Несовершенные любовники (Флетьо) - страница 91

Я был благодарен близнецам за то, что они молча, словно загипнотизированные, наблюдали вместе со мной за жизнью улицы, прислушиваясь к ее тысячеголосому гомону, — так мы успокаивались после вторжения посторонних, восстанавливая целостность нашего мира. У Лео и Камиллы это хорошо получалось; они по-своему, с большим почтением относились к другим людям, и хотя я нередко обвинял их в равнодушии, сейчас они проявляли необыкновенную деликатность по отношению ко мне. Наверное, они все же обладали чувствительной натурой, которую скрывали за маской равнодушия. Когда мы были моложе, я не раз слышал не только от Клода Бланкара, но и от других детей: «Ну и придурки твои дружки!», на что неизменно отвечал: «Они придуриваются с тобой, потому ты сам придурок». В том возрасте мы легко обменивались подобными «любезностями» и на них никто не обижался. Но в моем ответе была и доля истины. Лео и Камилла все время были в опасности. Их сверхчувствительные антенны улавливали слишком многое, что исходило от другого человека, возможно, даже больше, чем тот сам знал о себе, и им постоянно приходилось быстро складывать свои антенны и уносить ноги, дабы не столкнуться как маленькой яхте с огромным танкером. Эта способность чувствовать, что творится в душе человека, шла, по всей вероятности, от их двойственной природы. С самого рождения Камилле приходилось считаться с Лео, а Лео — с Камиллой. И не забудьте еще о том, что творилось в животе их матери.

«Мда… ну а как же объяснить ваш случай, Рафаэль?» — задали вы мне свой вопрос, месье… В самом деле, как?

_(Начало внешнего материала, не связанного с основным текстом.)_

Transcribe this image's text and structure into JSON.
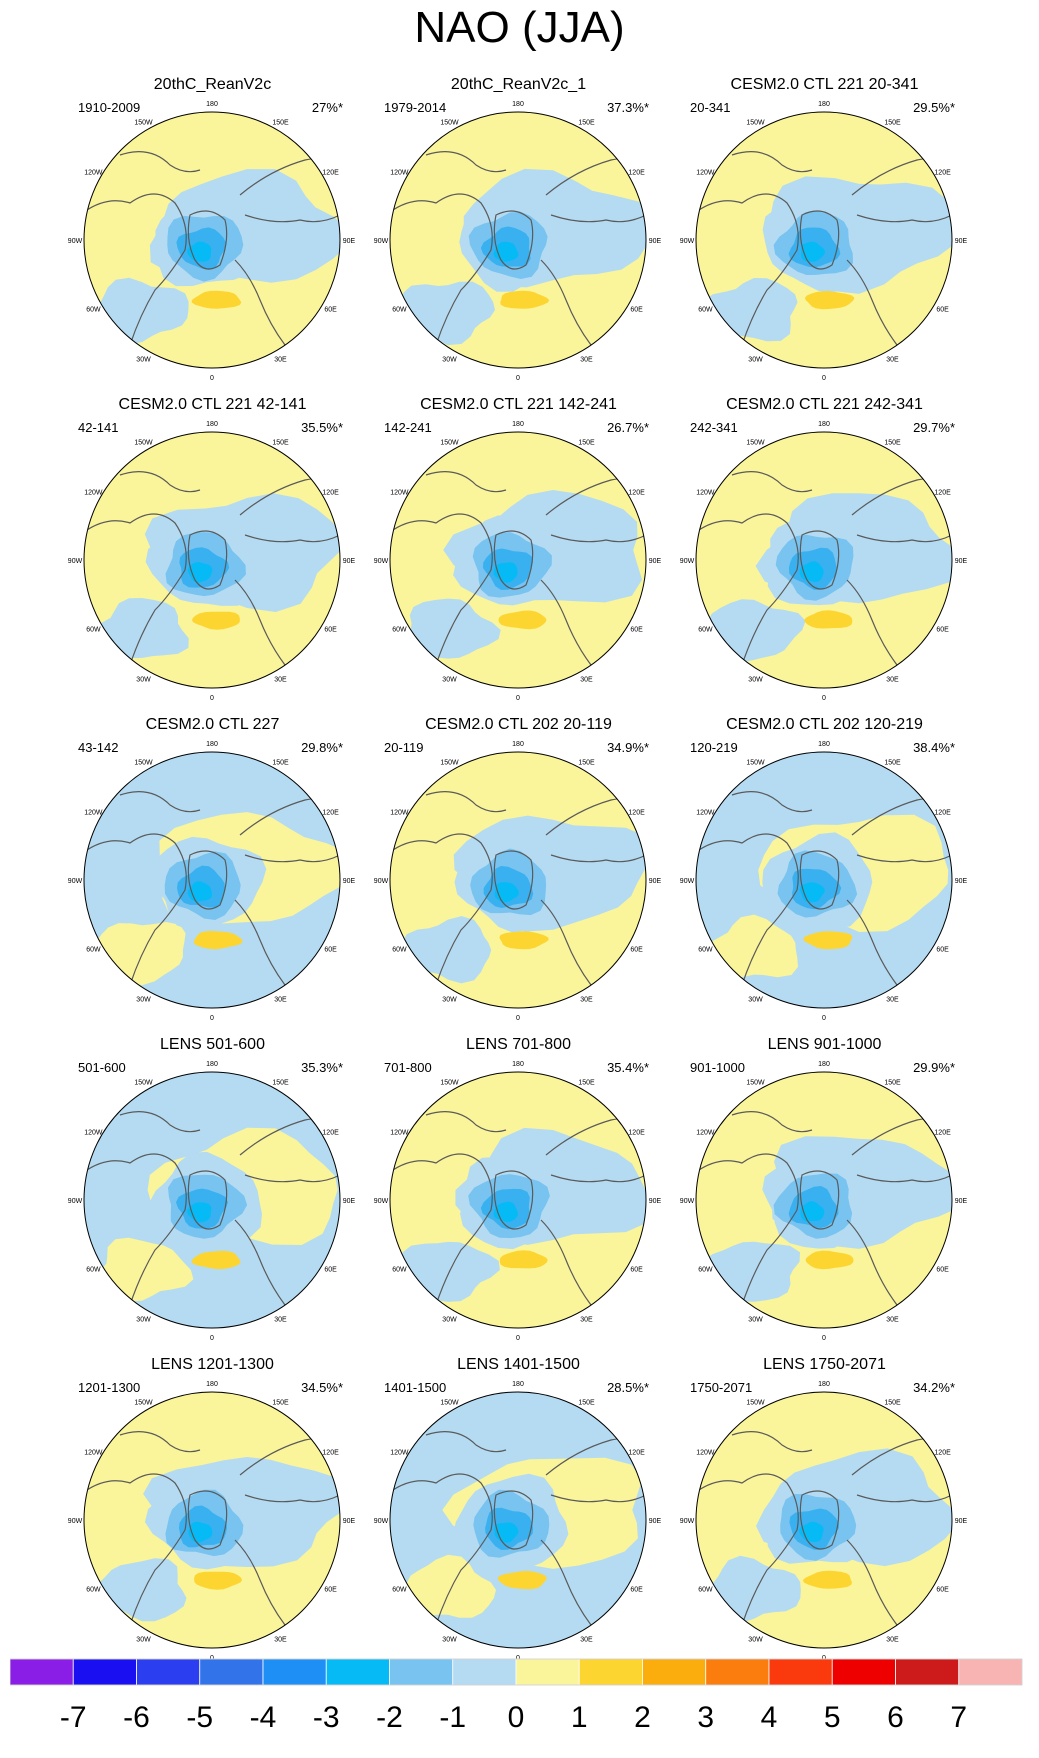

Они не сталкивались со мной, а нашли меня. «Мы тебя сразу узнали», — сказал однажды мне Лео, когда мы вспоминали, как они, совсем маленькие, худенькие, впервые появились в нашей школе, как направились ко мне, невозмутимо шагая вдоль парт, как представились по имени и, словно взрослые, протянули по очереди мне руку. «Мы узнали тебя» — но как?

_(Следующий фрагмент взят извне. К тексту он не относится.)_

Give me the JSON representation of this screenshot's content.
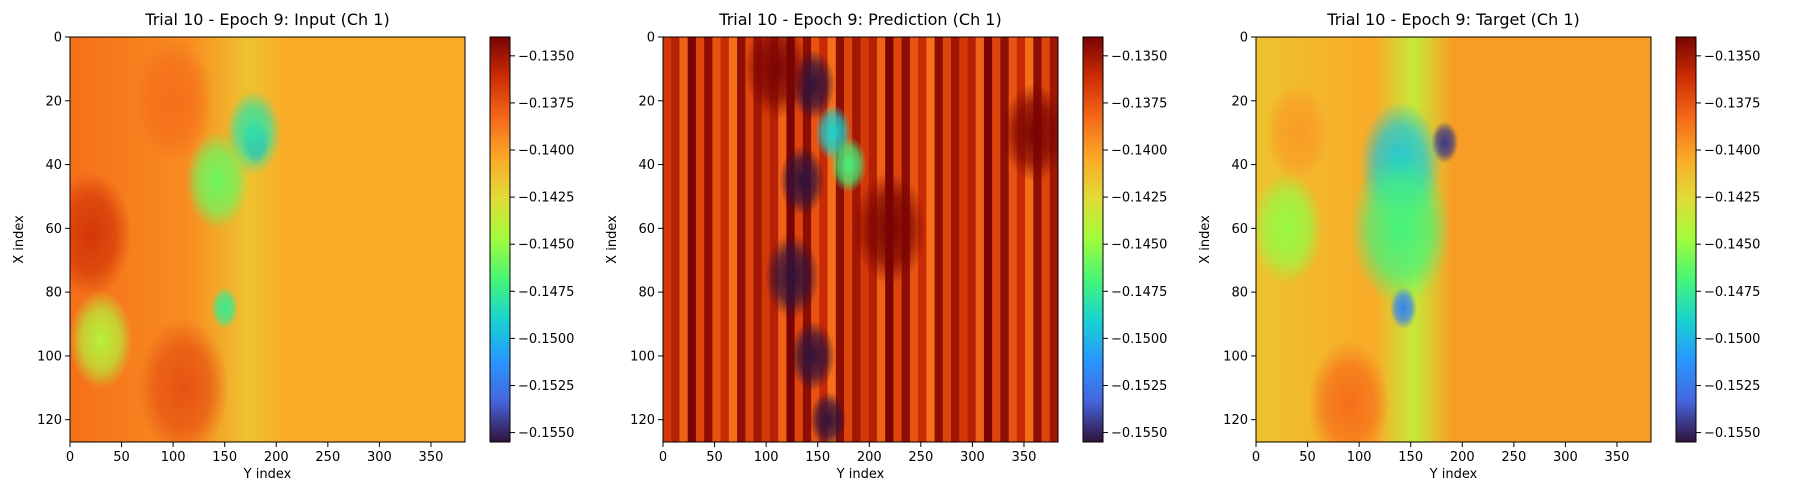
{
  "chart_data": [
    {
      "type": "heatmap",
      "title": "Trial 10 - Epoch 9: Input (Ch 1)",
      "xlabel": "Y index",
      "ylabel": "X index",
      "xlim": [
        0,
        383
      ],
      "ylim": [
        127,
        0
      ],
      "xticks": [
        "0",
        "50",
        "100",
        "150",
        "200",
        "250",
        "300",
        "350"
      ],
      "yticks": [
        "0",
        "20",
        "40",
        "60",
        "80",
        "100",
        "120"
      ],
      "colorbar": {
        "min": -0.1555,
        "max": -0.134,
        "ticks": [
          "−0.1350",
          "−0.1375",
          "−0.1400",
          "−0.1425",
          "−0.1450",
          "−0.1475",
          "−0.1500",
          "−0.1525",
          "−0.1550"
        ],
        "colormap": "turbo"
      },
      "blobs": [
        {
          "x": 180,
          "y": 33,
          "r": 6,
          "value": -0.1535
        },
        {
          "x": 178,
          "y": 30,
          "r": 12,
          "value": -0.148
        },
        {
          "x": 143,
          "y": 45,
          "r": 14,
          "value": -0.146
        },
        {
          "x": 150,
          "y": 85,
          "r": 6,
          "value": -0.1475
        },
        {
          "x": 20,
          "y": 62,
          "r": 18,
          "value": -0.1365
        },
        {
          "x": 110,
          "y": 110,
          "r": 20,
          "value": -0.1375
        },
        {
          "x": 30,
          "y": 95,
          "r": 14,
          "value": -0.144
        },
        {
          "x": 100,
          "y": 20,
          "r": 18,
          "value": -0.1385
        }
      ]
    },
    {
      "type": "heatmap",
      "title": "Trial 10 - Epoch 9: Prediction (Ch 1)",
      "xlabel": "Y index",
      "ylabel": "X index",
      "xlim": [
        0,
        383
      ],
      "ylim": [
        127,
        0
      ],
      "xticks": [
        "0",
        "50",
        "100",
        "150",
        "200",
        "250",
        "300",
        "350"
      ],
      "yticks": [
        "0",
        "20",
        "40",
        "60",
        "80",
        "100",
        "120"
      ],
      "colorbar": {
        "min": -0.1555,
        "max": -0.134,
        "ticks": [
          "−0.1350",
          "−0.1375",
          "−0.1400",
          "−0.1425",
          "−0.1450",
          "−0.1475",
          "−0.1500",
          "−0.1525",
          "−0.1550"
        ],
        "colormap": "turbo"
      },
      "blobs": [
        {
          "x": 145,
          "y": 15,
          "r": 10,
          "value": -0.1555
        },
        {
          "x": 135,
          "y": 45,
          "r": 10,
          "value": -0.1555
        },
        {
          "x": 125,
          "y": 75,
          "r": 12,
          "value": -0.1555
        },
        {
          "x": 145,
          "y": 100,
          "r": 10,
          "value": -0.1555
        },
        {
          "x": 160,
          "y": 120,
          "r": 8,
          "value": -0.1555
        },
        {
          "x": 165,
          "y": 30,
          "r": 8,
          "value": -0.149
        },
        {
          "x": 180,
          "y": 40,
          "r": 8,
          "value": -0.147
        },
        {
          "x": 110,
          "y": 10,
          "r": 14,
          "value": -0.134
        },
        {
          "x": 220,
          "y": 60,
          "r": 16,
          "value": -0.134
        },
        {
          "x": 360,
          "y": 30,
          "r": 14,
          "value": -0.134
        }
      ]
    },
    {
      "type": "heatmap",
      "title": "Trial 10 - Epoch 9: Target (Ch 1)",
      "xlabel": "Y index",
      "ylabel": "X index",
      "xlim": [
        0,
        383
      ],
      "ylim": [
        127,
        0
      ],
      "xticks": [
        "0",
        "50",
        "100",
        "150",
        "200",
        "250",
        "300",
        "350"
      ],
      "yticks": [
        "0",
        "20",
        "40",
        "60",
        "80",
        "100",
        "120"
      ],
      "colorbar": {
        "min": -0.1555,
        "max": -0.134,
        "ticks": [
          "−0.1350",
          "−0.1375",
          "−0.1400",
          "−0.1425",
          "−0.1450",
          "−0.1475",
          "−0.1500",
          "−0.1525",
          "−0.1550"
        ],
        "colormap": "turbo"
      },
      "blobs": [
        {
          "x": 183,
          "y": 33,
          "r": 6,
          "value": -0.1545
        },
        {
          "x": 140,
          "y": 40,
          "r": 18,
          "value": -0.1495
        },
        {
          "x": 140,
          "y": 60,
          "r": 22,
          "value": -0.147
        },
        {
          "x": 143,
          "y": 85,
          "r": 6,
          "value": -0.152
        },
        {
          "x": 30,
          "y": 60,
          "r": 16,
          "value": -0.145
        },
        {
          "x": 90,
          "y": 115,
          "r": 18,
          "value": -0.1385
        },
        {
          "x": 40,
          "y": 30,
          "r": 14,
          "value": -0.14
        }
      ]
    }
  ]
}
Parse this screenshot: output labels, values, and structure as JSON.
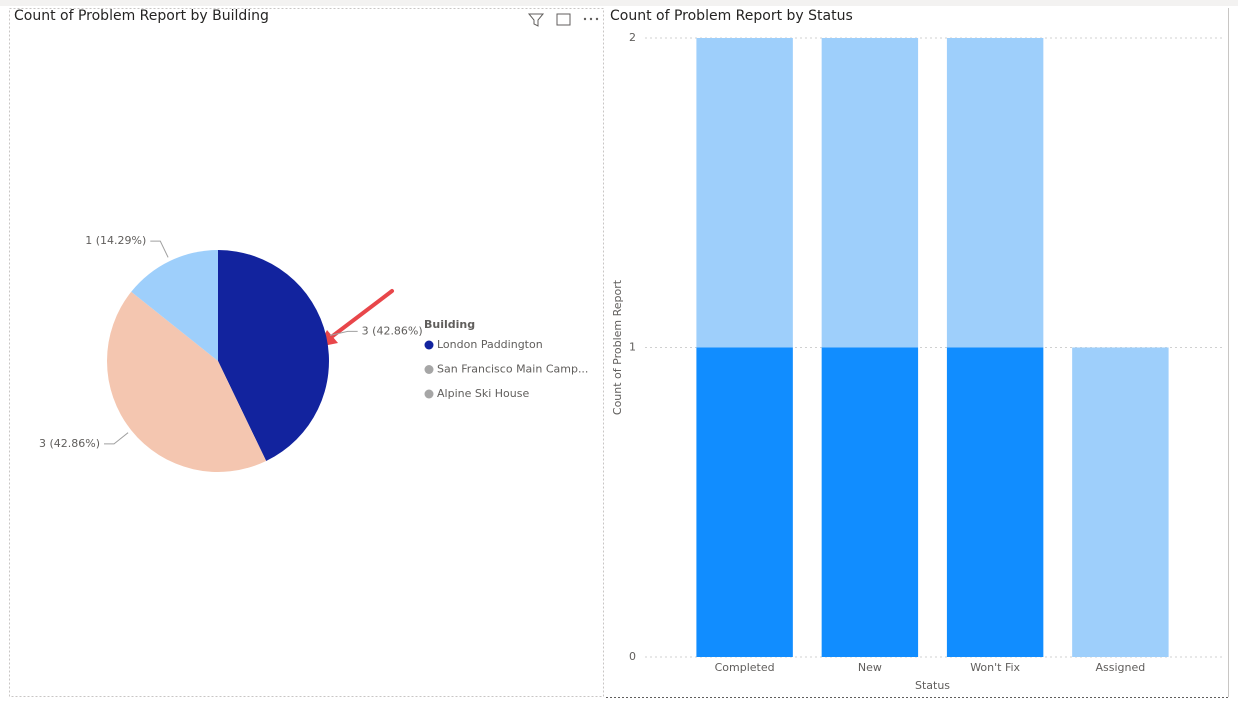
{
  "chart_data": [
    {
      "type": "pie",
      "title": "Count of Problem Report by Building",
      "categories": [
        "London Paddington",
        "San Francisco Main Camp...",
        "Alpine Ski House"
      ],
      "values": [
        3,
        3,
        1
      ],
      "value_labels": [
        "3 (42.86%)",
        "3 (42.86%)",
        "1 (14.29%)"
      ],
      "colors": [
        "#12239E",
        "#F4C6B0",
        "#9ECFFB"
      ],
      "legend_title": "Building",
      "legend_marker_colors": [
        "#12239E",
        "#A6A6A6",
        "#A6A6A6"
      ]
    },
    {
      "type": "bar",
      "title": "Count of Problem Report by Status",
      "categories": [
        "Completed",
        "New",
        "Won't Fix",
        "Assigned"
      ],
      "series": [
        {
          "color": "#118DFF",
          "values": [
            1,
            1,
            1,
            0
          ]
        },
        {
          "color": "#9ECFFB",
          "values": [
            1,
            1,
            1,
            1
          ]
        }
      ],
      "stacked": true,
      "xlabel": "Status",
      "ylabel": "Count of Problem Report",
      "ylim": [
        0,
        2
      ],
      "yticks": [
        0,
        1,
        2
      ],
      "grid": true
    }
  ]
}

«Теперь-то вы знаете, что они хотели этим сказать», — я до сих пор слышу вас, мой дорогой психоаналитик, и помню, как мне хотелось расхохотаться от вашего осторожного тона. Вы говорили так, словно я был начинен динамитом, готовым взорваться от ваших слов. «Какой же вы хитрец! — хотелось закричать мне. — Конечно, я знаю, но что это меняет?»

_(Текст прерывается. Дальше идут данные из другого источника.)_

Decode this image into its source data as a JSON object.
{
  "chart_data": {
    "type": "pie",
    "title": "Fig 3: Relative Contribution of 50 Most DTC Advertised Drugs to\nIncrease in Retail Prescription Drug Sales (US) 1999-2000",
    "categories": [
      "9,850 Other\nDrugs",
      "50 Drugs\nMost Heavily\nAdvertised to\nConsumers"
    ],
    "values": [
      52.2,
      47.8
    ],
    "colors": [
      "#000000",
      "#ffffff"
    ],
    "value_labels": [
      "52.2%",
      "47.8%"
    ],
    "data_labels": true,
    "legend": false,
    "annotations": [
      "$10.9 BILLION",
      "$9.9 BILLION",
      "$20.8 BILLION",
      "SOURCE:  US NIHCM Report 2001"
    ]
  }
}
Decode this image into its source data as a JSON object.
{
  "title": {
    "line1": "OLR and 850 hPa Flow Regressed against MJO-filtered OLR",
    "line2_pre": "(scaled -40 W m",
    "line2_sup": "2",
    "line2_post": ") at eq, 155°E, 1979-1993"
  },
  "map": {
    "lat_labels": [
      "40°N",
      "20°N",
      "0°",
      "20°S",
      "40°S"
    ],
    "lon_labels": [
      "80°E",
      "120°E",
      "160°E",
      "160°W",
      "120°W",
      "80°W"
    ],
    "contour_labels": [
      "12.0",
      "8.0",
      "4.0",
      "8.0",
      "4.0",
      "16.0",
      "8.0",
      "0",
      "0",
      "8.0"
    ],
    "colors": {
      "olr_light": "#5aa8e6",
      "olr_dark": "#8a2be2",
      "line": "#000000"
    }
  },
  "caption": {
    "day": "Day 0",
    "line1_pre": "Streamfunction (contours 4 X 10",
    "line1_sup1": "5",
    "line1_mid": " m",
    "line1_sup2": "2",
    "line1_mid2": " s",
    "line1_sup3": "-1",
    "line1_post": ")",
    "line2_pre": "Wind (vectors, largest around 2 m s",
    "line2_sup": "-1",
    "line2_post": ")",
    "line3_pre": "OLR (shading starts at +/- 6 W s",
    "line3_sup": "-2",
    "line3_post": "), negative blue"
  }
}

Вам очень нравилась наша необычная троица — не думайте, будто я ни о чем не догадывался. Я прекрасно знал, что вы делаете заметки не только во время наших сеансов, но и после, так как, выйдя из кабинета, я еще некоторое время стоял, прижавшись ухом к вашей обитой двери, гроша ломаного не стоившей по части звукоизоляции, слушая, как вы шелестите страницами, яростно скрипите ручкой, и мне хотелось открыть вашу никчемную дверь и как ни в чем не бывало произнести: «Имея столько бабла, уж могли бы установить дверь с нормальной изоляцией!» Я подслушивал, ничуть не смущаясь следующей пациентки, но не думаю, что та женщина, выглядевшая такой апатичной, выдала вам меня. Напротив, если кто-то вернул ей мужество, то, скорее, это был я, а не вы, поскольку спустя несколько мгновений на ее бледном лице появилась мимолетная улыбка, а я улыбнулся ей в ответ. И в этот момент между нами воцарилось такое взаимопонимание, которого у нее, видимо, не было ни с одним живым существом, чему я чертовски обрадовался. «А ты вовсе не пропащий человек, Рафаэль, браво, старина Раф», — говорил я себе, спускаясь вприпрыжку по лестнице.